Plasmaspheric study with VLF antennas installed in Antarctica and in Belgium and with an empirical plasmaspheric model


  • Dr. Fabien DARROUZET

Primary authors



In January-February 2016, we have installed a compact magnetic antenna augmented with data processing equipment at the Belgian Princess Elisabeth station (71°57’S - 23°20’E; 1380 m altitude; L$\sim$5.5R$_{E}$). This VLF antenna is composed of two search coils in a waterproof plastic box, inside a wooden thermal insulated box, fixed on the top of a wooden table. This antenna records VLF (Very Low Frequency, 3-30 kHz) whistler waves, from which we can infer information about the state of the plasmasphere, an inner region of the Earth’s magnetosphere. The Princess Elisabeth station is a very interesting place for such an instrument because of the low electromagnetic activity at and around the station, which usually perturb the measurements. Also, this location at very high magnetic latitude provides information on variations in the plasmaspheric boundary position. Such an antenna complements another antenna that we have installed seven years ago in Humain, Belgium (50°12’N - 5°15’E; 240 m altitude; L$\sim$2.3R$_{E}$). This VLF antenna is made of two perpendicular magnetic loops, oriented North-South and East-West, and with an area of approximately 50 m$^{2}$ each.

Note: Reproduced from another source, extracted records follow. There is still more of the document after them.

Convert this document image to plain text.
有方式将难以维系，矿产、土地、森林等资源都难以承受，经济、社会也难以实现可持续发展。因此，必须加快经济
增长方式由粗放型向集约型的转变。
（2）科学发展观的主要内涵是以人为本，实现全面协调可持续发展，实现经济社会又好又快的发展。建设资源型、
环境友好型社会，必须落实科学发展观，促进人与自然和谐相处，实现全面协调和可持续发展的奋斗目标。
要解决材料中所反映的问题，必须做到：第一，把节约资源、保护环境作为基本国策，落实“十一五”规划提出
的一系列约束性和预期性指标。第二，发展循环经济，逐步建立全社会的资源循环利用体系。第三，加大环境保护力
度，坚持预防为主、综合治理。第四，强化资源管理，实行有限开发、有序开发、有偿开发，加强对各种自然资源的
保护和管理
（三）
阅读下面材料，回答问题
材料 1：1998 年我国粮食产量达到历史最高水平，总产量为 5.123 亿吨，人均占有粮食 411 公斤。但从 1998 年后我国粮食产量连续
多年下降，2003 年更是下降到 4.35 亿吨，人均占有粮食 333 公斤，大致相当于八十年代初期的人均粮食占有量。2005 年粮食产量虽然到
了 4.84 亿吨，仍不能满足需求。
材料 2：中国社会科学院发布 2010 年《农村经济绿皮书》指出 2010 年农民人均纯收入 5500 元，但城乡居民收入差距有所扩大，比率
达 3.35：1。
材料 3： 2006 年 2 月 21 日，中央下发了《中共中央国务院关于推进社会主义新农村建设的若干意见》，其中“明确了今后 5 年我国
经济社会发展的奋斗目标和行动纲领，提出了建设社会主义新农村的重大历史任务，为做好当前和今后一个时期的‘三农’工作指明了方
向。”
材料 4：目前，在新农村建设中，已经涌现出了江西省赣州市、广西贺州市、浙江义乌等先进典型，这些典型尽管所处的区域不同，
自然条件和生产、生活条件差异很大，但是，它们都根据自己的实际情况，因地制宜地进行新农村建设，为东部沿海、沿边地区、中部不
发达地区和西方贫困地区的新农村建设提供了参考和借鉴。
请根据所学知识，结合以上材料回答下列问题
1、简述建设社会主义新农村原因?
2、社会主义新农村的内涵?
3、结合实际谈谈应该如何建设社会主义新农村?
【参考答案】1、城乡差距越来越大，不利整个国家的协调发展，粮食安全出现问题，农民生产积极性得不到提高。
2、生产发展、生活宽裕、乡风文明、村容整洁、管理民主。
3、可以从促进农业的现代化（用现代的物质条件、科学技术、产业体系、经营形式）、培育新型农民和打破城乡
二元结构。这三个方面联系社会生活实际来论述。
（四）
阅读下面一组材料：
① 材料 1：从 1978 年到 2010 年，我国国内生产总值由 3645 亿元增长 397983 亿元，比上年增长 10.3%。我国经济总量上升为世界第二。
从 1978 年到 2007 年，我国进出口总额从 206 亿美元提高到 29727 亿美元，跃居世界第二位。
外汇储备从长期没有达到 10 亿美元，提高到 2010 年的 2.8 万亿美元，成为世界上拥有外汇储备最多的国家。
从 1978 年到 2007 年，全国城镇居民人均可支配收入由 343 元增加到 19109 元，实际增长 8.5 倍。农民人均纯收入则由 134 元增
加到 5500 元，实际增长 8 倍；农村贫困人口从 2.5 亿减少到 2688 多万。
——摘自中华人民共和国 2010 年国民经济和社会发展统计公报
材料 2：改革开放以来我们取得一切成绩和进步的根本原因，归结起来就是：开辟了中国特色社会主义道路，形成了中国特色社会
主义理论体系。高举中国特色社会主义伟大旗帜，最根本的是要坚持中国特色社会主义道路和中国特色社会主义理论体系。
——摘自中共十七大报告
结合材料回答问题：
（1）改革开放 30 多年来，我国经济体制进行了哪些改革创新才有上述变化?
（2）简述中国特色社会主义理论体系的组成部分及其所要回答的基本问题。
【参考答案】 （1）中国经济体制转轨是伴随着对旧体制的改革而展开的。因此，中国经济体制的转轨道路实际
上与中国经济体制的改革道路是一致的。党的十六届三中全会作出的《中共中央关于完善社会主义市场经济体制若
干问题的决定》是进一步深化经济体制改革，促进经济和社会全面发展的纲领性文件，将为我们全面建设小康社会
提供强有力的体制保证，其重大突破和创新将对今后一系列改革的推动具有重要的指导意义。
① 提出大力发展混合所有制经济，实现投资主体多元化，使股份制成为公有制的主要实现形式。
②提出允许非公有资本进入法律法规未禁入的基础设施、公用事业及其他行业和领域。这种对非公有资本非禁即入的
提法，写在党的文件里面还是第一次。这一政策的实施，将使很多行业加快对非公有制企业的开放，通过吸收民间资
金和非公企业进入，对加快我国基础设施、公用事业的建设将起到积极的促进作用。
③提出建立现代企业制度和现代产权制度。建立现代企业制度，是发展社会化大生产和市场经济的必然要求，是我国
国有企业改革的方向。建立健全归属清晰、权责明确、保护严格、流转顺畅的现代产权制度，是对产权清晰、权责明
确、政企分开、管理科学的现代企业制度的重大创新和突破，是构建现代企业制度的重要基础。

Those two antennas are part of the international global network AWDA (Automatic Whistler Detector and Analyzer). The ultimate goal of this network is to provide data to feed a data-assimilative model of the plasmasphere. Data from both stations can be compared with an empirical plasmaspheric model, developed here at BIRA-IASB. This 3D dynamical model is based on the interchange instability mechanism using the convection electric field model E5D. It is a function of the level of geomagnetic activity level index Kp observed during the date given as input and 24 hours before. This model provides the plasmapause location in terms of radial distance and magnetic local time, as well as the electron density and temperature of the plasmasphere.